Le président de la Commission de l’Union africaine (UA), Mahmoud Ali Youssouf, a exprimé sa « plus vive préoccupation « et condamné » avec la plus grande fermeté » l’attaque par drones menée contre l’aéroport de Kisangani, dans l’est de la République démocratique du Congo (RDC), et revendiquée par le mouvement armé AFC/M23.
Dans un communiqué officiel rendu public ce vendredi 06 février 2026, le chef de l’exécutif de l’UA souligne que cette attaque, visant une infrastructure aéroportuaire située au cœur d’un centre urbain majeur, a gravement exposé les populations civiles. Il estime qu’un tel acte constitue une violation sérieuse du droit international humanitaire, notamment des principes fondamentaux de distinction, de proportionnalité et de précaution.
« En l’absence de preuves établissant de manière objective le caractère strictement militaire de la cible, une telle infrastructure conserve sa présomption de bien civil et bénéficie, à ce titre, d’une protection pleine et entière en vertu du droit international « , rappelle le président de la Commission.
Se référant aux instruments juridiques de l’Union africaine, en particulier la Convention de l’OUA de 1999 sur la prévention et la lutte contre le terrorisme et son Protocole de 2004, Mahmoud Ali Youssouf considère que cette attaque est » susceptible de relever de la qualification d’acte terroriste ». Il insiste sur le fait que les groupes armés non étatiques ne peuvent invoquer aucune justification politique, sécuritaire ou militaire pour légitimer des actes mettant en danger des civils ou des infrastructures à usage civil.
Le communiqué souligne également que de tels actes sont de nature à engager la responsabilité pénale individuelle de leurs auteurs et commanditaires, conformément au droit international applicable.
Par ailleurs, le président de la Commission met en garde contre l’extension des hostilités à des villes éloignées des lignes de front, qu’il qualifie de facteur majeur d’escalade.
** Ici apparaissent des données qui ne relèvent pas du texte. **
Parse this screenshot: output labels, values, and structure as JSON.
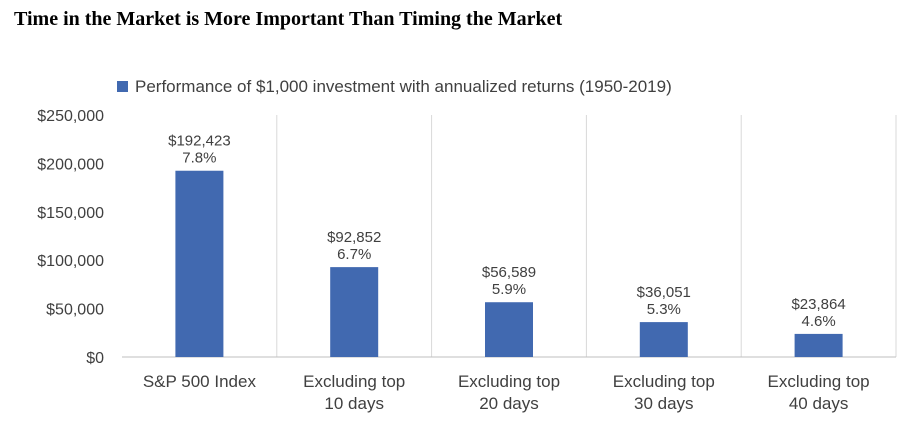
{
  "title": "Time in the Market is More Important Than Timing the Market",
  "chart_data": {
    "type": "bar",
    "categories": [
      [
        "S&P 500 Index"
      ],
      [
        "Excluding top",
        "10 days"
      ],
      [
        "Excluding top",
        "20 days"
      ],
      [
        "Excluding top",
        "30 days"
      ],
      [
        "Excluding top",
        "40 days"
      ]
    ],
    "series": [
      {
        "name": "Performance of $1,000 investment with annualized returns (1950-2019)",
        "values": [
          192423,
          92852,
          56589,
          36051,
          23864
        ],
        "value_labels": [
          "$192,423",
          "$92,852",
          "$56,589",
          "$36,051",
          "$23,864"
        ],
        "return_labels": [
          "7.8%",
          "6.7%",
          "5.9%",
          "5.3%",
          "4.6%"
        ],
        "color": "#4169B0"
      }
    ],
    "y_ticks": [
      "$0",
      "$50,000",
      "$100,000",
      "$150,000",
      "$200,000",
      "$250,000"
    ],
    "ylim": [
      0,
      250000
    ],
    "grid": "vertical separators between categories",
    "legend": "top"
  }
}
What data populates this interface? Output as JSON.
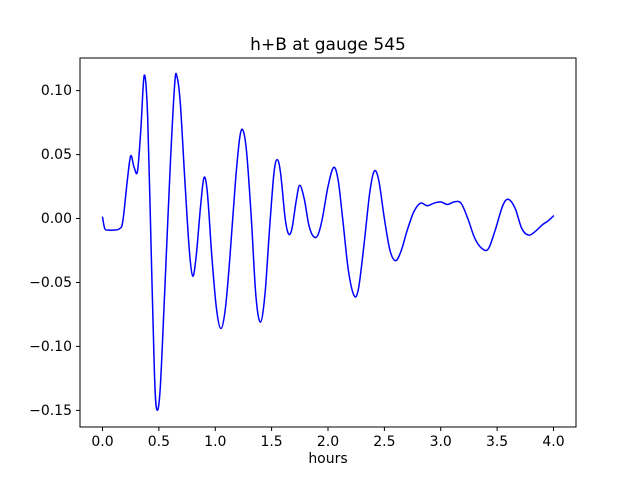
{
  "chart_data": {
    "type": "line",
    "title": "h+B at gauge 545",
    "xlabel": "hours",
    "ylabel": "",
    "legend": "none",
    "grid": false,
    "line_color": "#0000ff",
    "line_width": 1.5,
    "xlim": [
      -0.2,
      4.2
    ],
    "ylim": [
      -0.163,
      0.1255
    ],
    "xticks": {
      "values": [
        0.0,
        0.5,
        1.0,
        1.5,
        2.0,
        2.5,
        3.0,
        3.5,
        4.0
      ],
      "labels": [
        "0.0",
        "0.5",
        "1.0",
        "1.5",
        "2.0",
        "2.5",
        "3.0",
        "3.5",
        "4.0"
      ]
    },
    "yticks": {
      "values": [
        -0.15,
        -0.1,
        -0.05,
        0.0,
        0.05,
        0.1
      ],
      "labels": [
        "−0.15",
        "−0.10",
        "−0.05",
        "0.00",
        "0.05",
        "0.10"
      ]
    },
    "x": [
      0.0,
      0.02,
      0.05,
      0.1,
      0.15,
      0.18,
      0.22,
      0.25,
      0.28,
      0.31,
      0.34,
      0.37,
      0.4,
      0.43,
      0.46,
      0.48,
      0.51,
      0.55,
      0.6,
      0.64,
      0.66,
      0.69,
      0.73,
      0.77,
      0.8,
      0.83,
      0.87,
      0.9,
      0.93,
      0.97,
      1.01,
      1.05,
      1.09,
      1.13,
      1.18,
      1.22,
      1.25,
      1.28,
      1.32,
      1.36,
      1.4,
      1.44,
      1.48,
      1.52,
      1.55,
      1.58,
      1.62,
      1.65,
      1.68,
      1.72,
      1.75,
      1.79,
      1.83,
      1.87,
      1.91,
      1.95,
      2.0,
      2.05,
      2.09,
      2.13,
      2.18,
      2.23,
      2.27,
      2.32,
      2.37,
      2.41,
      2.45,
      2.5,
      2.55,
      2.6,
      2.65,
      2.7,
      2.76,
      2.82,
      2.88,
      2.94,
      3.0,
      3.06,
      3.12,
      3.18,
      3.24,
      3.3,
      3.36,
      3.42,
      3.48,
      3.55,
      3.6,
      3.66,
      3.72,
      3.78,
      3.84,
      3.9,
      3.95,
      4.0
    ],
    "y": [
      0.001,
      -0.008,
      -0.009,
      -0.009,
      -0.008,
      -0.002,
      0.03,
      0.049,
      0.04,
      0.037,
      0.07,
      0.112,
      0.08,
      -0.02,
      -0.12,
      -0.149,
      -0.135,
      -0.06,
      0.04,
      0.105,
      0.111,
      0.09,
      0.03,
      -0.025,
      -0.045,
      -0.03,
      0.01,
      0.032,
      0.02,
      -0.03,
      -0.07,
      -0.086,
      -0.07,
      -0.03,
      0.03,
      0.065,
      0.068,
      0.05,
      0.0,
      -0.06,
      -0.081,
      -0.06,
      -0.01,
      0.035,
      0.046,
      0.035,
      0.0,
      -0.012,
      -0.008,
      0.015,
      0.026,
      0.015,
      -0.005,
      -0.014,
      -0.013,
      0.0,
      0.025,
      0.04,
      0.03,
      0.0,
      -0.04,
      -0.06,
      -0.055,
      -0.02,
      0.02,
      0.037,
      0.03,
      0.0,
      -0.025,
      -0.033,
      -0.025,
      -0.01,
      0.005,
      0.012,
      0.01,
      0.012,
      0.013,
      0.011,
      0.013,
      0.012,
      0.0,
      -0.015,
      -0.023,
      -0.024,
      -0.01,
      0.01,
      0.015,
      0.008,
      -0.008,
      -0.013,
      -0.01,
      -0.005,
      -0.002,
      0.002
    ]
  }
}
Une telle dynamique, avertit-il, fait peser des risques inacceptables sur la stabilité nationale et régionale, tout en aggravant une situation humanitaire déjà critique dans l’est de la RDC.
Dans ce contexte, l’Union africaine appelle l’AFC/M23 à cesser immédiatement toutes les hostilités, à renoncer à l’usage de moyens et méthodes de guerre indiscriminés et à respecter strictement les engagements pris dans le cadre des efforts de paix en cours. Le président de la Commission exhorte également l’ensemble des parties concernées à mettre en œuvre, sans délai et de bonne foi, l’Accord de Doha, présenté comme un fondement essentiel pour un cessez-le-feu effectif, une désescalade durable et un retour au dialogue politique.
Enfin, Mahmoud Ali Youssouf a réaffirmé l’attachement » indéfectible » de l’Union africaine à la souveraineté, à l’unité et à l’intégrité territoriale de la République démocratique du Congo, tout en renouvelant l’engagement de l’organisation panafricaine à soutenir, en étroite coordination avec les mécanismes régionaux et internationaux compétents, toutes les initiatives crédibles visant à restaurer la paix, la sécurité et la stabilité dans l’est du pays.